Yang Wenfei, Zhang Tianzhu, Zhang Yongdong, Wu Feng
IEEE Trans Image Process. 2021;30:3252-3262. doi: 10.1109/TIP.2021.3058614. Epub 2021 Mar 2.
Weakly supervised temporal sentence grounding has better scalability and practicability than fully supervised methods in real-world application scenarios. However, most of existing methods cannot model the fine-grained video-text local correspondences well and do not have effective supervision information for correspondence learning, thus yielding unsatisfying performance. To address the above issues, we propose an end-to-end Local Correspondence Network (LCNet) for weakly supervised temporal sentence grounding. The proposed LCNet enjoys several merits. First, we represent video and text features in a hierarchical manner to model the fine-grained video-text correspondences. Second, we design a self-supervised cycle-consistent loss as a learning guidance for video and text matching. To the best of our knowledge, this is the first work to fully explore the fine-grained correspondences between video and text for temporal sentence grounding by using self-supervised learning. Extensive experimental results on two benchmark datasets demonstrate that the proposed LCNet significantly outperforms existing weakly supervised methods.

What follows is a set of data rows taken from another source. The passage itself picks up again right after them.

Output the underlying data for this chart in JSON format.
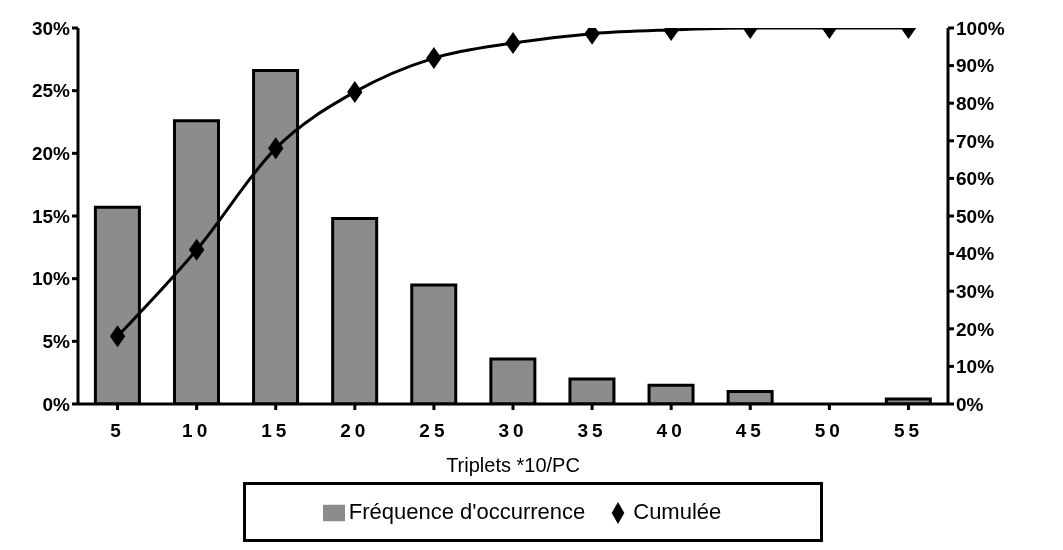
{
  "chart_data": {
    "type": "bar",
    "xlabel": "Triplets  *10/PC",
    "categories": [
      "5",
      "10",
      "15",
      "20",
      "25",
      "30",
      "35",
      "40",
      "45",
      "50",
      "55"
    ],
    "series": [
      {
        "name": "Fréquence d'occurrence",
        "color": "#8c8c8c",
        "values": [
          15.7,
          22.6,
          26.6,
          14.8,
          9.5,
          3.6,
          2.0,
          1.5,
          1.0,
          0,
          0.4
        ]
      },
      {
        "name": "Cumulée",
        "type": "line",
        "axis": "y2",
        "color": "#000000",
        "values": [
          18,
          41,
          68,
          83,
          92,
          96,
          98.5,
          99.5,
          100,
          100,
          100
        ]
      }
    ],
    "ylim": [
      0,
      30
    ],
    "yticks": [
      {
        "value": 0,
        "label": "0%"
      },
      {
        "value": 5,
        "label": "5%"
      },
      {
        "value": 10,
        "label": "10%"
      },
      {
        "value": 15,
        "label": "15%"
      },
      {
        "value": 20,
        "label": "20%"
      },
      {
        "value": 25,
        "label": "25%"
      },
      {
        "value": 30,
        "label": "30%"
      }
    ],
    "y2lim": [
      0,
      100
    ],
    "y2ticks": [
      {
        "value": 0,
        "label": "0%"
      },
      {
        "value": 10,
        "label": "10%"
      },
      {
        "value": 20,
        "label": "20%"
      },
      {
        "value": 30,
        "label": "30%"
      },
      {
        "value": 40,
        "label": "40%"
      },
      {
        "value": 50,
        "label": "50%"
      },
      {
        "value": 60,
        "label": "60%"
      },
      {
        "value": 70,
        "label": "70%"
      },
      {
        "value": 80,
        "label": "80%"
      },
      {
        "value": 90,
        "label": "90%"
      },
      {
        "value": 100,
        "label": "100%"
      }
    ],
    "marker": "diamond",
    "line_style": "solid",
    "legend": "bottom"
  }
}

在实际应用场景中,弱监督时间句子定位比全监督方法具有更好的可扩展性和实用性。然而,现有的大多数方法都不能很好地对细粒度的视频-文本局部对应关系进行建模,并且没有用于对应关系学习的有效监督信息,因此性能不尽人意。为了解决上述问题,我们提出了一种用于弱监督时间句子定位的端到端局部对应网络(LCNet)。所提出的LCNet具有几个优点。首先,我们以分层方式表示视频和文本特征,以对细粒度的视频-文本对应关系进行建模。其次,我们设计了一种自监督循环一致损失作为视频和文本匹配的学习指导。据我们所知,这是第一项通过使用自监督学习来充分探索视频和文本之间的细粒度对应关系以进行时间句子定位的工作。在两个基准数据集上的大量实验结果表明,所提出的LCNet明显优于现有的弱监督方法。